Triple-negative breast cancer has long been a major challenge regarding drug resistance, as its surface lacks many biological targets, making it difficult to treat with targeted therapies. We further investigated whether our bispecific antibody could inhibit triple-negative breast cancer cells through its ability to alter the tumor immune microenvironment. As shown in Figure 18, the inhibition of MDA-MB-231 cells by NanosphinX was significantly stronger than that of trastuzumab.

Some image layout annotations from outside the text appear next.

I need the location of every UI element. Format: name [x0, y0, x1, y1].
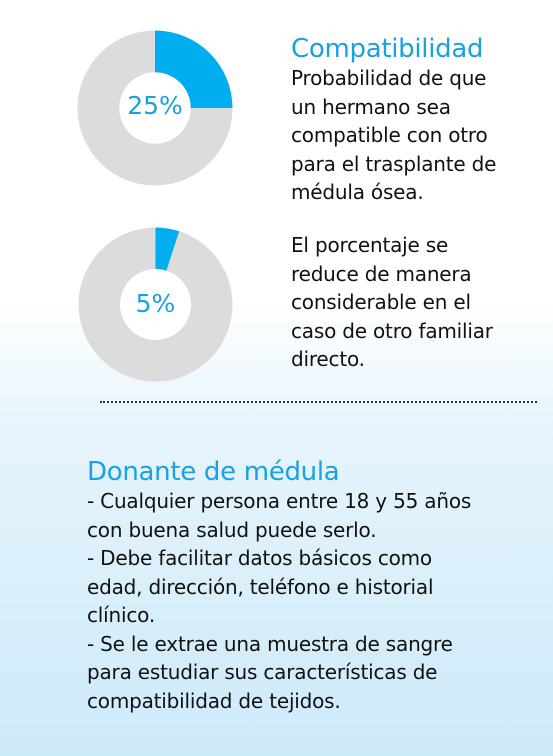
text-line: para estudiar sus características de — [87, 660, 438, 684]
donut-chart-svg — [77, 30, 233, 186]
text-line: médula ósea. — [291, 180, 424, 204]
text-line: considerable en el — [291, 290, 471, 314]
donut-center-label: 5% — [135, 289, 176, 318]
donut-slice-highlight — [155, 227, 180, 271]
text-line: reduce de manera — [291, 261, 472, 286]
text-line: - Debe facilitar datos básicos como — [87, 546, 432, 570]
text-line: para el trasplante de — [291, 151, 497, 176]
text-line: Probabilidad de que — [291, 66, 487, 90]
text-line: edad, dirección, teléfono e historial — [87, 574, 434, 599]
text-line: compatible con otro — [291, 123, 488, 147]
donor-section: Donante de médula - Cualquier persona en… — [87, 456, 471, 715]
text-line: caso de otro familiar — [291, 318, 493, 343]
reduction-note: El porcentaje se reduce de manera consid… — [291, 231, 493, 374]
text-line: clínico. — [87, 603, 155, 627]
donut-chart-compatibility: 25% — [77, 30, 233, 186]
donut-chart-other-relative: 5% — [78, 227, 233, 382]
donor-title: Donante de médula — [87, 457, 340, 487]
text-line: El porcentaje se — [291, 233, 449, 257]
donut-hole — [120, 269, 191, 340]
donor-description: - Cualquier persona entre 18 y 55 años c… — [87, 487, 471, 715]
donut-slice-highlight — [155, 30, 233, 108]
text-line: con buena salud puede serlo. — [87, 517, 377, 542]
compatibility-description: Probabilidad de que un hermano sea compa… — [291, 64, 496, 207]
donut-slice-remainder — [77, 30, 233, 186]
donut-center-label: 25% — [127, 91, 183, 120]
text-line: compatibilidad de tejidos. — [87, 688, 341, 713]
compatibility-title: Compatibilidad — [291, 34, 484, 64]
text-line: un hermano sea — [291, 94, 451, 119]
donut-slice-remainder — [78, 227, 233, 382]
text-line: - Se le extrae una muestra de sangre — [87, 631, 453, 656]
compatibility-section: Compatibilidad Probabilidad de que un he… — [291, 33, 496, 207]
dotted-divider — [100, 401, 537, 403]
text-line: - Cualquier persona entre 18 y 55 años — [87, 489, 472, 513]
donut-hole — [119, 72, 191, 144]
text-line: directo. — [291, 347, 365, 371]
donut-chart-svg — [78, 227, 233, 382]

Additionally, Figure 19 shows that the number of MDA-MB-231 cells was markedly reduced after the addition of NanosphinX, indicating significant growth inhibition.

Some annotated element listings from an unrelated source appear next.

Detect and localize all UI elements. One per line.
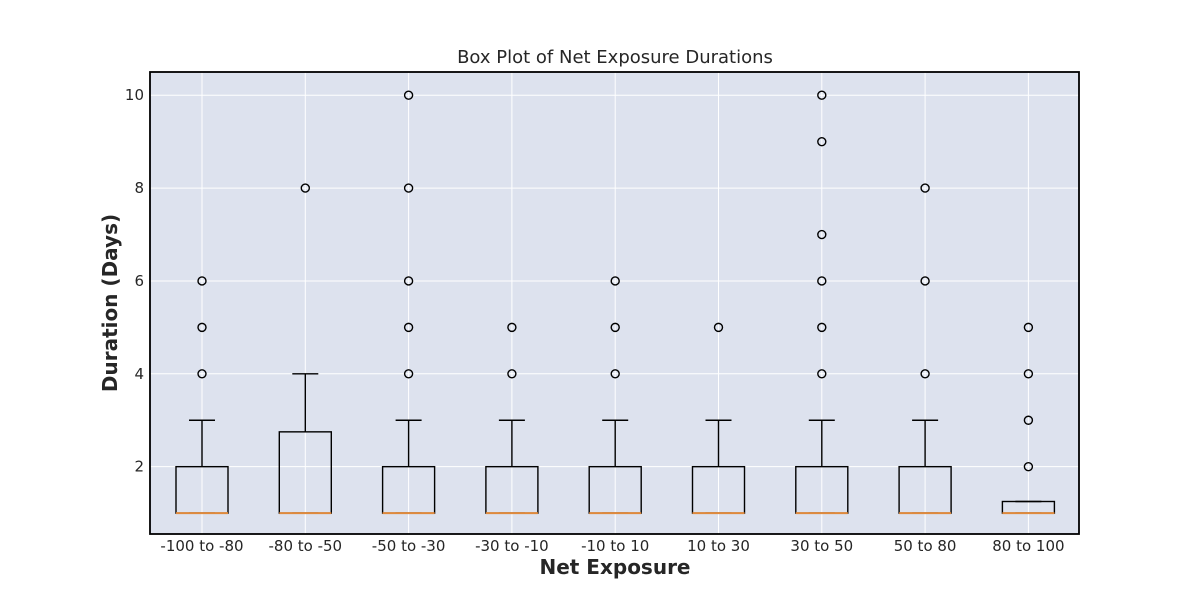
y-tick-label: 10 [125, 86, 144, 104]
outlier-point [300, 183, 310, 193]
outlier-point [1023, 415, 1034, 425]
x-tick-label: 10 to 30 [687, 537, 750, 555]
chart-title: Box Plot of Net Exposure Durations [457, 47, 773, 68]
x-axis-label: Net Exposure [539, 555, 690, 579]
plot-frame [149, 71, 1080, 535]
outlier-point [1023, 461, 1034, 472]
x-tick-labels: -100 to -80 -80 to -50 -50 to -30 -30 to -1… [160, 537, 1064, 555]
outlier-point [197, 369, 207, 379]
outlier-point [817, 229, 827, 240]
box-group [1001, 322, 1056, 515]
y-tick-labels: 2 4 6 8 10 [125, 86, 144, 475]
outlier-point [713, 322, 724, 333]
outlier-point [1023, 322, 1034, 333]
x-tick-label: -100 to -80 [160, 537, 243, 555]
outlier-point [920, 183, 930, 193]
outlier-point [197, 276, 207, 286]
box-group [175, 276, 229, 515]
box-group [485, 322, 539, 515]
outlier-point [507, 322, 517, 333]
outlier-point [403, 322, 414, 333]
box-group [588, 276, 642, 515]
outlier-point [817, 322, 827, 333]
x-tick-label: 80 to 100 [992, 537, 1064, 555]
outlier-point [920, 276, 930, 286]
outlier-point [817, 276, 827, 286]
y-tick-label: 8 [134, 179, 144, 197]
outlier-point [403, 183, 414, 193]
x-tick-label: 30 to 50 [790, 537, 853, 555]
outlier-point [817, 90, 827, 100]
outlier-point [610, 322, 620, 333]
x-tick-label: -10 to 10 [581, 537, 649, 555]
boxes-group [175, 90, 1056, 515]
x-tick-label: -80 to -50 [269, 537, 343, 555]
outlier-point [1023, 369, 1034, 379]
box-group [691, 322, 746, 515]
outlier-point [610, 276, 620, 286]
y-tick-label: 4 [134, 365, 144, 383]
box-group [278, 183, 332, 515]
box-group [898, 183, 952, 515]
box-group [795, 90, 849, 515]
outlier-point [403, 90, 414, 100]
outlier-point [403, 369, 414, 379]
y-tick-label: 6 [134, 272, 144, 290]
outlier-point [817, 136, 827, 147]
outlier-point [507, 369, 517, 379]
outlier-point [817, 369, 827, 379]
x-tick-label: -30 to -10 [475, 537, 549, 555]
x-tick-label: -50 to -30 [372, 537, 446, 555]
outlier-point [610, 369, 620, 379]
outlier-point [403, 276, 414, 286]
box-group [381, 90, 436, 515]
y-tick-label: 2 [134, 458, 144, 476]
y-axis-label: Duration (Days) [98, 214, 122, 392]
outlier-point [920, 369, 930, 379]
x-tick-label: 50 to 80 [894, 537, 957, 555]
outlier-point [197, 322, 207, 333]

Phase 4: Changes in Chemokine CXCL9 and CXCL10 Secretion after NanosphinX Addition

Having understood the superiority of NanosphinX in addressing drug resistance, we wanted to further investigate whether NanosphinX could combat cancer not only by directly attacking tumor cells but also by mobilizing the patient's own immune system. Through literature research, we found that antibodies can potentially increase the secretion of chemokines CXCL9 and CXCL10 by macrophages, thereby modulating the tumor microenvironment to strongly attract immune killer cells like T cells and NK (Natural Killer) cells into the tumor tissue, achieving an anti-tumor effect. Therefore, we designed a co-culture experiment with NanosphinX, tumor cells, and macrophages. The results (Figure 20) showed that NanosphinX can effectively induce an increase in the secretion of chemokines CXCL9 and CXCL10 by macrophages in the tumor microenvironment, thereby enhancing our tumor-killing effect.

Conclusion

In summary, the bispecific antibody fusion protein we designed, NanosphinX, can effectively address the problem of drug resistance in cancer therapy by targeting two overexpressed molecular targets on the surface of resistant tumor cells. Furthermore, it can further inhibit tumor cells by modulating the tumor microenvironment. The experimental results clearly demonstrate that NanosphinX has a potent inhibitory effect on both trastuzumab-resistant and gemcitabine-resistant cells, providing a new approach for overcoming resistance to these commonly used drugs and for combination therapy. Designing rational bispecific antibody fusion proteins that target overexpressed molecules on the surface of resistant cells appears to be a promising breakthrough in solving the problem of tumor drug resistance. We will continue to validate our designed bispecific antibody, NanosphinX, in multiple animal studies.